O Seguro-Desemprego teve os valores atualizados para 2026 e já está valendo desde 11 de janeiro. A mudança afeta milhões de trabalhadores demitidos sem justa causa e define quanto cada beneficiário pode receber, com novo piso e teto do auxílio.
O Ministério do Trabalho e Emprego anunciou a atualização e usou a inflação calculada pelo IBGE, com base no INPC acumulado de 2025.
Quais são os novos valores do Seguro-Desemprego em 2026
Com o reajuste, o Seguro-Desemprego não pode ser inferior ao salário mínimo de 2026, fixado em R$ 1.621. Já o teto do benefício passou para R$ 2.518,65, pago a quem tinha salários médios mais altos antes da demissão.

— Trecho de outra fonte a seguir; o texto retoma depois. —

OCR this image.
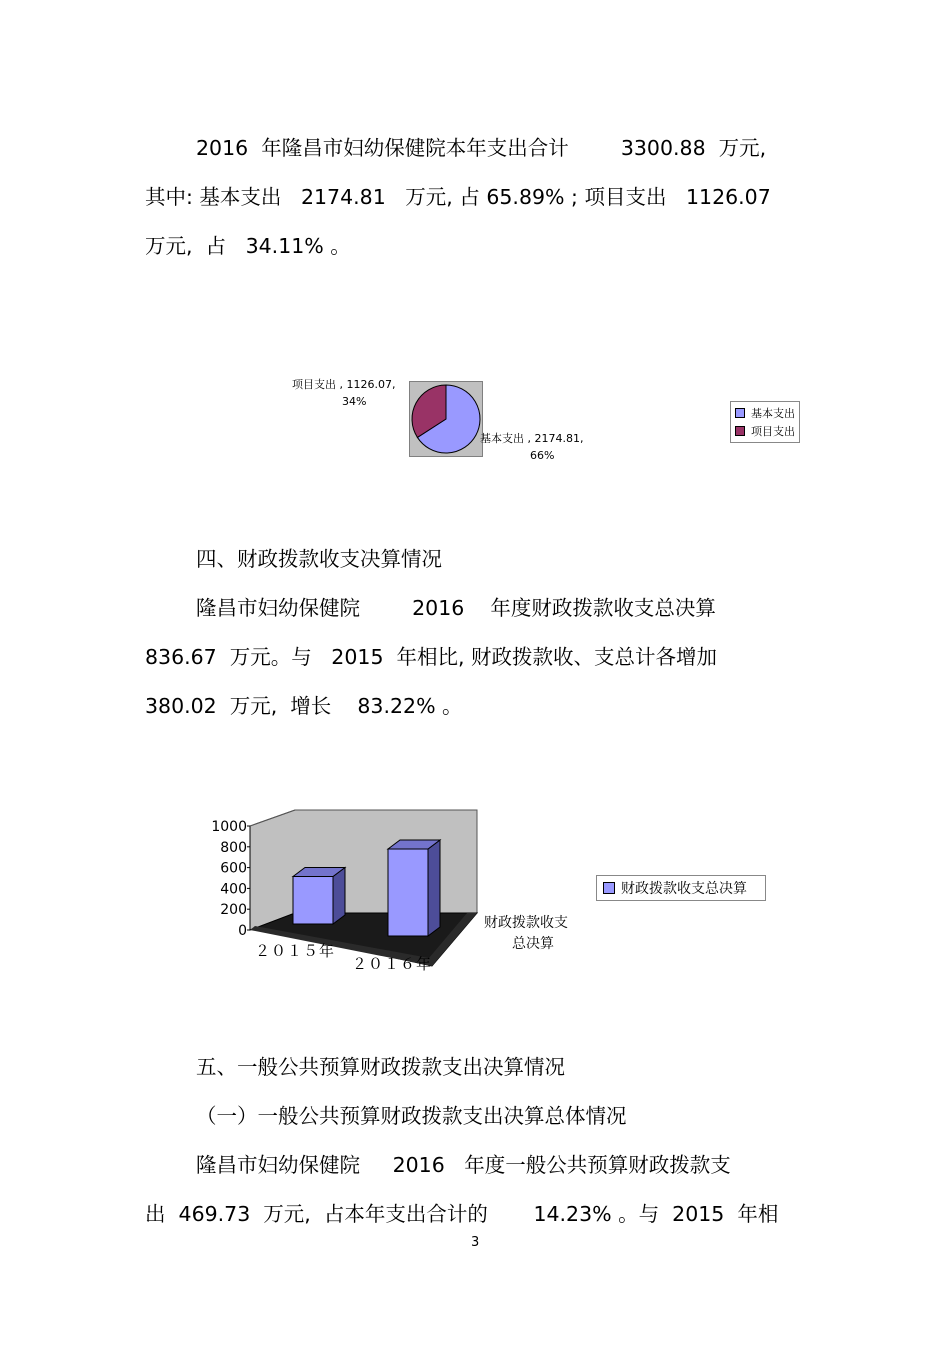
2016  年隆昌市妇幼保健院本年支出合计        3300.88  万元,
其中: 基本支出   2174.81   万元, 占 65.89% ; 项目支出   1126.07
万元,  占   34.11% 。
项目支出 , 1126.07,
34%
基本支出 , 2174.81,
66%
基本支出
项目支出
四、财政拨款收支决算情况
隆昌市妇幼保健院        2016    年度财政拨款收支总决算
836.67  万元。与   2015  年相比, 财政拨款收、支总计各增加
380.02  万元,  增长    83.22% 。
1000
800
600
400
200
0
２０１５年
２０１６年
财政拨款收支
总决算
财政拨款收支总决算
五、一般公共预算财政拨款支出决算情况
（一）一般公共预算财政拨款支出决算总体情况
隆昌市妇幼保健院     2016   年度一般公共预算财政拨款支
出  469.73  万元,  占本年支出合计的       14.23% 。与  2015  年相
3
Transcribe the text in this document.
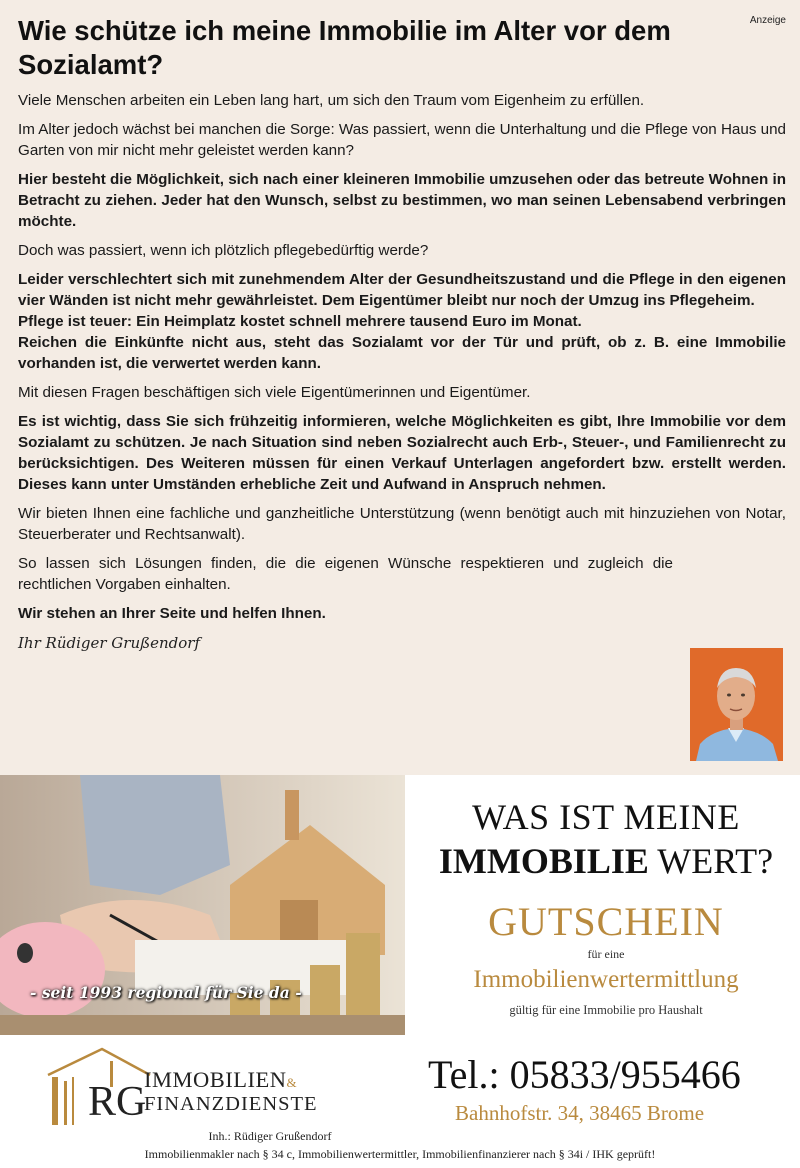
Anzeige
Wie schütze ich meine Immobilie im Alter vor dem Sozialamt?

Viele Menschen arbeiten ein Leben lang hart, um sich den Traum vom Eigenheim zu erfüllen.

Im Alter jedoch wächst bei manchen die Sorge: Was passiert, wenn die Unterhaltung und die Pflege von Haus und Garten von mir nicht mehr geleistet werden kann?

Hier besteht die Möglichkeit, sich nach einer kleineren Immobilie umzusehen oder das betreute Wohnen in Betracht zu ziehen. Jeder hat den Wunsch, selbst zu bestimmen, wo man seinen Lebensabend verbringen möchte.

Doch was passiert, wenn ich plötzlich pflegebedürftig werde?

Leider verschlechtert sich mit zunehmendem Alter der Gesundheitszustand und die Pflege in den eigenen vier Wänden ist nicht mehr gewährleistet. Dem Eigentümer bleibt nur noch der Umzug ins Pflegeheim.

Pflege ist teuer: Ein Heimplatz kostet schnell mehrere tausend Euro im Monat.

Reichen die Einkünfte nicht aus, steht das Sozialamt vor der Tür und prüft, ob z. B. eine Immobilie vorhanden ist, die verwertet werden kann.

Mit diesen Fragen beschäftigen sich viele Eigentümerinnen und Eigentümer.

Es ist wichtig, dass Sie sich frühzeitig informieren, welche Möglichkeiten es gibt, Ihre Immobilie vor dem Sozialamt zu schützen. Je nach Situation sind neben Sozialrecht auch Erb-, Steuer-, und Familienrecht zu berücksichtigen. Des Weiteren müssen für einen Verkauf Unterlagen angefordert bzw. erstellt werden. Dieses kann unter Umständen erhebliche Zeit und Aufwand in Anspruch nehmen.

Wir bieten Ihnen eine fachliche und ganzheitliche Unterstützung (wenn benötigt auch mit hinzuziehen von Notar, Steuerberater und Rechtsanwalt).

So lassen sich Lösungen finden, die die eigenen Wünsche respektieren und zugleich die rechtlichen Vorgaben einhalten.

Wir stehen an Ihrer Seite und helfen Ihnen.

Ihr Rüdiger Grußendorf

- seit 1993 regional für Sie da -
WAS IST MEINE
IMMOBILIE WERT?
GUTSCHEIN
für eine
Immobilienwertermittlung
gültig für eine Immobilie pro Haushalt
RG
IMMOBILIEN&
FINANZDIENSTE
Tel.: 05833/955466
Bahnhofstr. 34, 38465 Brome
Inh.: Rüdiger Grußendorf
Immobilienmakler nach § 34 c, Immobilienwertermittler, Immobilienfinanzierer nach § 34i / IHK geprüft!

A regra de cálculo funciona assim:
- Até R$ 2.222,17: salário médio multiplicado por 0,8
- De R$ 2.222,18 até R$ 3.703,99: o que passar de R$ 2.222,17 é multiplicado por 0,5 e somado a R$ 1.777,74
- Acima de R$ 3.703,99: valor fixo de R$ 2.518,65
O valor do Seguro-Desemprego sempre respeita o piso do salário mínimo, mesmo para quem tinha renda menor.
Quem tem direito ao Seguro-Desemprego
Pode receber o benefício o trabalhador que:
- Foi dispensado sem justa causa
- Está desempregado no momento do pedido
- Cumpre o tempo mínimo de trabalho exigido, que varia conforme a solicitação
- Não possui renda própria para sustento da família
- Não recebe benefício continuado da Previdência, com exceção de pensão por morte ou auxílio-acidente
O número de parcelas varia de três a cinco, conforme o tempo trabalhado antes da demissão.
Como solicitar o benefício em 2026
O trabalhador pode solicitar o Seguro-Desemprego de forma digital ou presencial. As opções disponíveis são:
- Aplicativo Carteira de Trabalho Digital
- Portal gov.br
- Sistema Nacional de Emprego (SINE)
- Superintendências Regionais do Trabalho
Após a solicitação, o trabalhador acompanha o pagamento pelo aplicativo ou pelo portal oficial do governo.
O reajuste do Seguro-Desemprego em 2026 busca manter o poder de compra do trabalhador em um momento de transição no mercado de trabalho, garantindo um valor mínimo alinhado ao salário vigente e um teto atualizado pela inflação.